Ari Schulman is providing excellent coverage of the conference. I agree that evolutionary programs are the best bet (not a sure bet). And first in a simulated world. Once that is accomplished, maybe on to robots? Once you leave the pure software realm things get a lot more difficult. Check out this post on the David Chalmers presentation:

(…) Chalmers isn’t talking about the philosophical requirements of simulation. He’s breaking down the claims behind the exponential growth claim of Singularity-pushers — the idea that once we make our computers have a certain level of intelligence (something past human-level), the pace will take off as the intelligence improves upon itself.

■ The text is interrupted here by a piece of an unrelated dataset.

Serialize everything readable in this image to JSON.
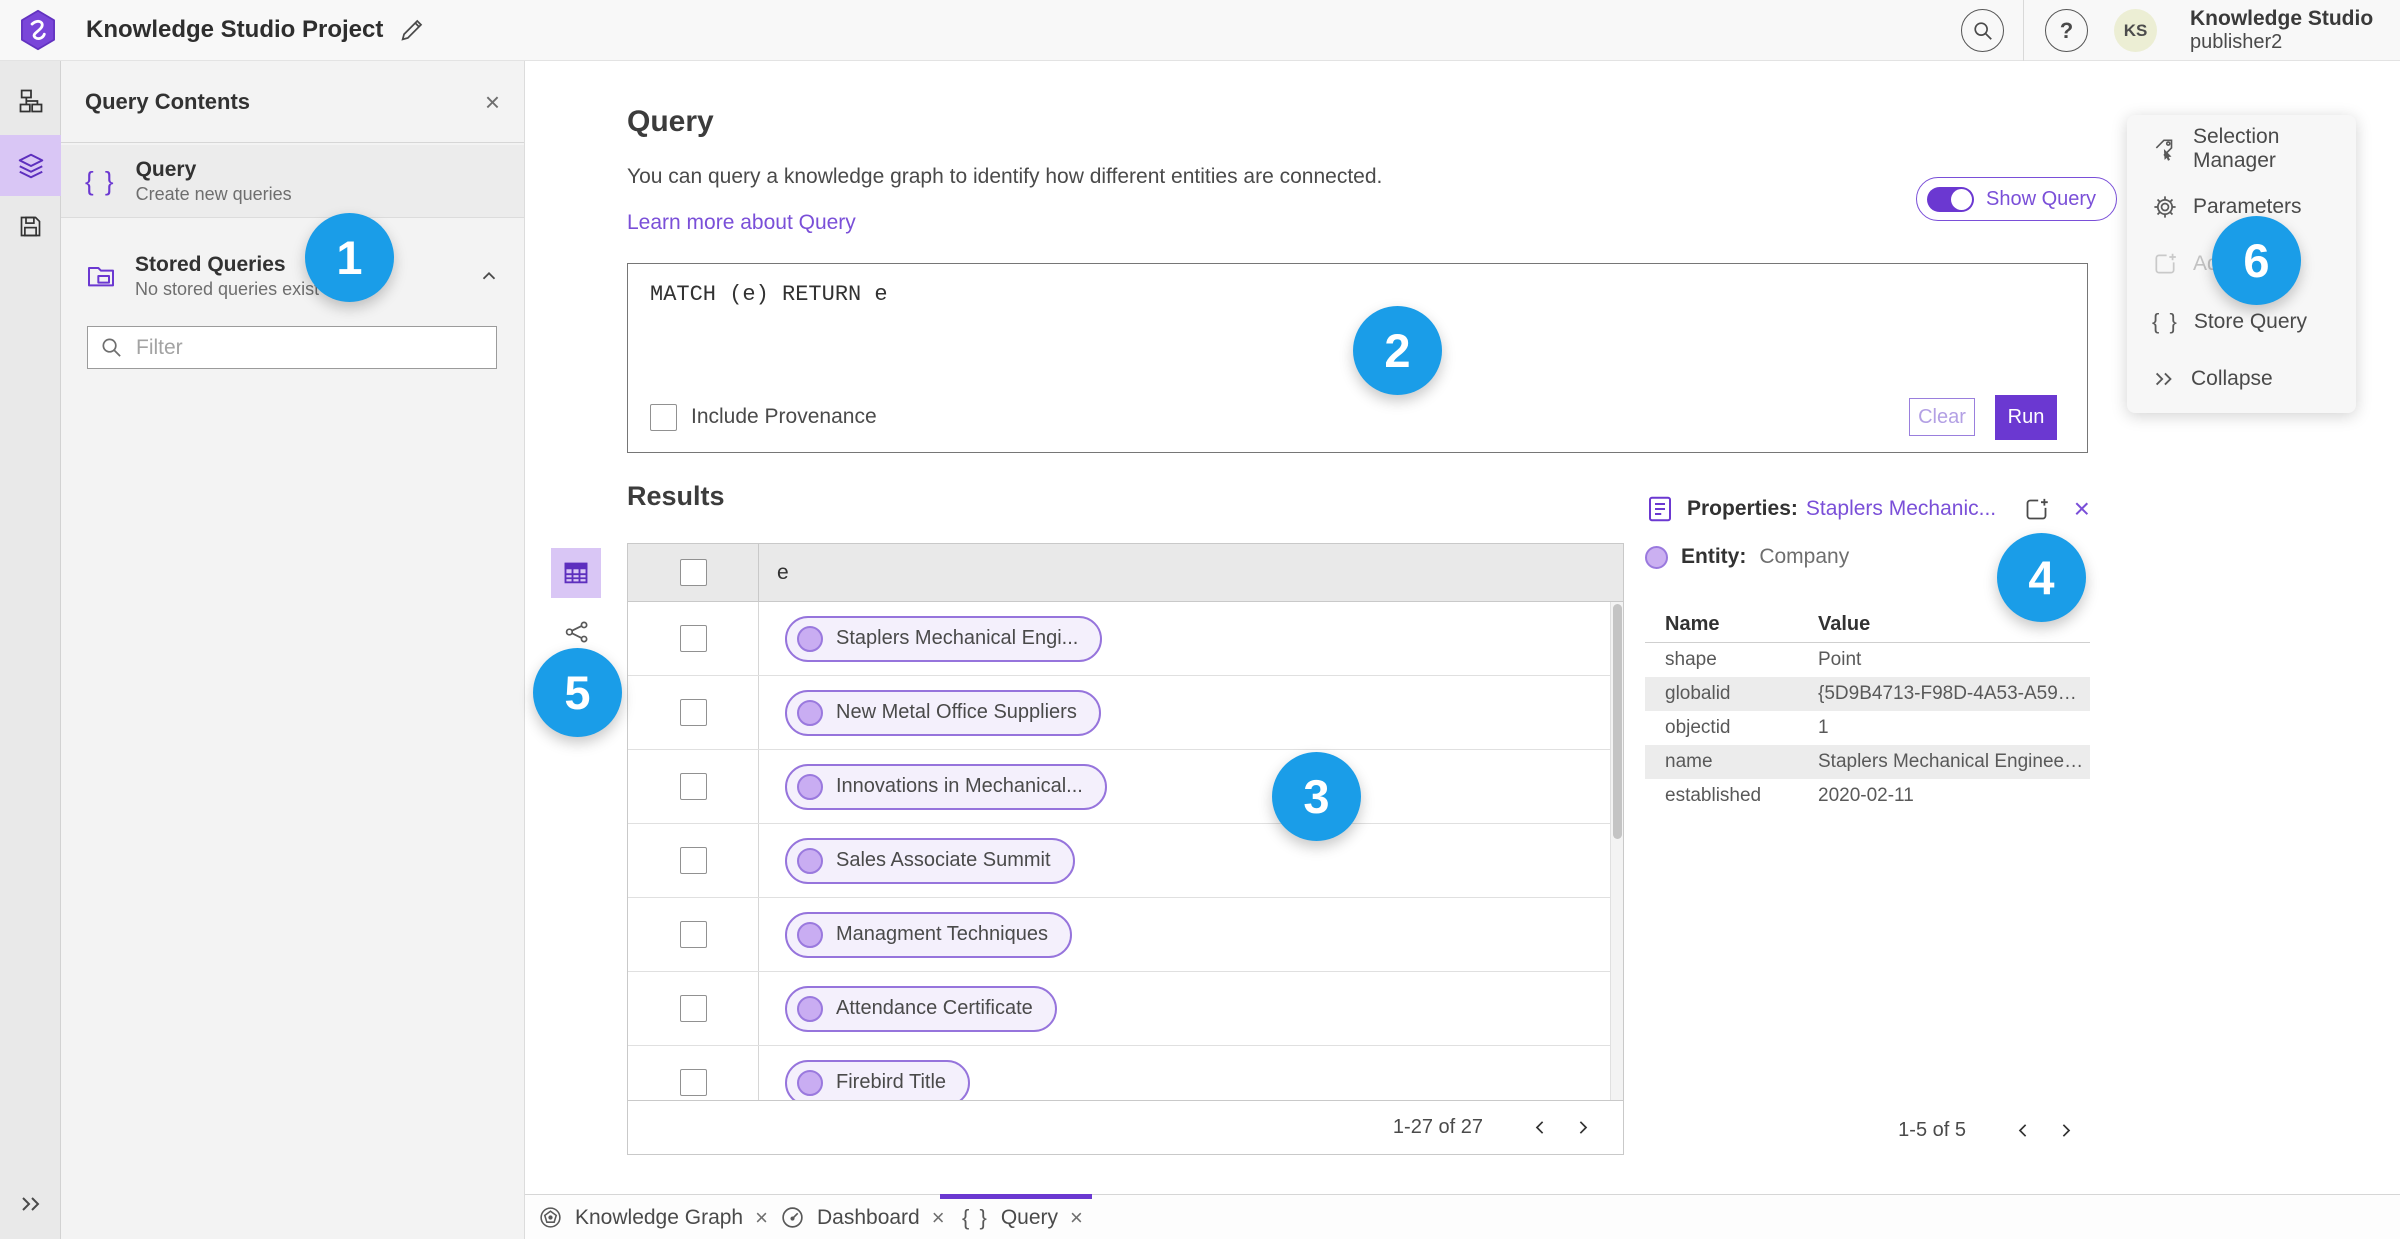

This requires, he says, an extendible method, which neither biological reproduction nor brain emulation is.

The only way the Singularity will happen, he says, is through self-amplifying intelligence. The general requirement is just that an intelligence be able to create an intelligence smarter than itself. The original intelligence itself need not be very smart. Direct human methods won’t do it. The most plausible way, he says, is simulated evolution. If we arrive at above-human intelligence, he says, it seems likely it will take place in a simulated world, not in a robot or in our own physical environment.

David Chalmers

<snip>


[UPDATE: Ray Kurzweil, in the talk he gives to end the first day of the conference, remarks on some of Chalmers's comments.]